LiRA Road Prediction
Project Overview
Top Summary: A collaborative research and engineering initiative (Live Road Assessment) focused on developing a cost-effective, data-driven system for monitoring road infrastructure using IoT data from moving vehicles.
| Quick Stats | Details |
|---|---|
| Role | Software Engineer / Data Researcher |
| Duration | Oct 2022 - Apr 2023 |
| Stack/Tools | Python, C#, RabbitMQ, Google Cloud Platform (GCP), Bayesian Networks, CI/CD |
| Link | LiRA Project Website |
1. The Challenge
Traditional road maintenance relies on expensive, specialized laser-scanning vehicles that are deployed infrequently, leading to outdated infrastructure data and reactive rather than proactive repairs.
- Problem: The project needed a way to ingest, process, and analyze massive streams of “raw” data from ordinary passenger vehicles to detect road degradation in real-time.
- Goal: To build a scalable backend capable of big-data ingestion and to develop predictive models that could accurately translate vehicle vibrations and sensor data into actionable road quality metrics.
2. My Solution & Technical Approach
I bridged the gap between data science and distributed systems by developing both the predictive logic and the infrastructure required to run it at scale.
- Architecture: Built a series of scalable C# microservices utilizing RabbitMQ for message queuing.
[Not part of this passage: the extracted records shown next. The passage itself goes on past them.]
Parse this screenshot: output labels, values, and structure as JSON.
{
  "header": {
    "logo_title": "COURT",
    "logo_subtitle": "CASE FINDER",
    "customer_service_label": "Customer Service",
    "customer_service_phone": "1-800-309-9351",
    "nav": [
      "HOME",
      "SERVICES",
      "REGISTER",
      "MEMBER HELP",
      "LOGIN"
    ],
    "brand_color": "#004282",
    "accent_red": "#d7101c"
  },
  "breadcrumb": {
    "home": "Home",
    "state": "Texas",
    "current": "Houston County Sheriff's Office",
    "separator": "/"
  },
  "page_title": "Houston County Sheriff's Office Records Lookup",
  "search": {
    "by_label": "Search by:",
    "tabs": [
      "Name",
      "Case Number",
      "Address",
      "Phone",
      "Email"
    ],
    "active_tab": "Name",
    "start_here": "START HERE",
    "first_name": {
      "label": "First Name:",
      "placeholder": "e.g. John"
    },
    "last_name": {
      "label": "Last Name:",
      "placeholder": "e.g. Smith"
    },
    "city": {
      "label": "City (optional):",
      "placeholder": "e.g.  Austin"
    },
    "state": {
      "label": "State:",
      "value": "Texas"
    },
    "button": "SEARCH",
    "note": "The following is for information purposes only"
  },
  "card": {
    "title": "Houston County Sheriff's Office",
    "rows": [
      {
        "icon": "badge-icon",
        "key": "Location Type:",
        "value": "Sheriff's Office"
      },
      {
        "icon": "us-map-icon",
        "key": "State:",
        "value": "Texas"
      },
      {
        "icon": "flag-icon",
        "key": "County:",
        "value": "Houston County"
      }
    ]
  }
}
This decoupled the data ingestion from the processing layers, ensuring the system could handle “bursty” data uploads from vehicle fleets.
- Key Decisions: Implemented Bayesian Belief Networks for road condition prediction. This probabilistic approach allowed the system to account for uncertainty in sensor data (like vehicle type or speed variations), significantly improving the accuracy of live assessments in prototype deployments.
- Cloud Infrastructure: Leveraged Google Cloud Platform to host the services, implementing automated CI/CD pipelines to ensure rapid deployment and high availability of the data processing backbone.
3. Implementation & Overcoming Obstacles
- Hardest Challenge: Handling the sheer volume and “noise” of big-data ingestion while ensuring the feature engineering process remained performant enough for real-time applications.
- Resolution: I optimized the data pipeline by implementing advanced feature engineering in Python to pre-process raw signals before they reached the Bayesian models. By automating the deployment through CI/CD, I reduced the overhead of managing complex microservice dependencies on GCP.
4. Results & Conclusion
- Measurable Impact: Successfully developed a prototype deployment that demonstrated improved live assessment accuracy. The scalable architecture now allows the LiRA project to process data from diverse vehicle sources, moving the concept of “Data-Driven Road Asset Management” from theory to functional software.
- Lessons Learned: This project emphasized the importance of designing for scalability from day one. It required a deep understanding of how to translate complex mathematical models (Bayesian Networks) into production-ready code that survives the rigors of big-data cloud environments.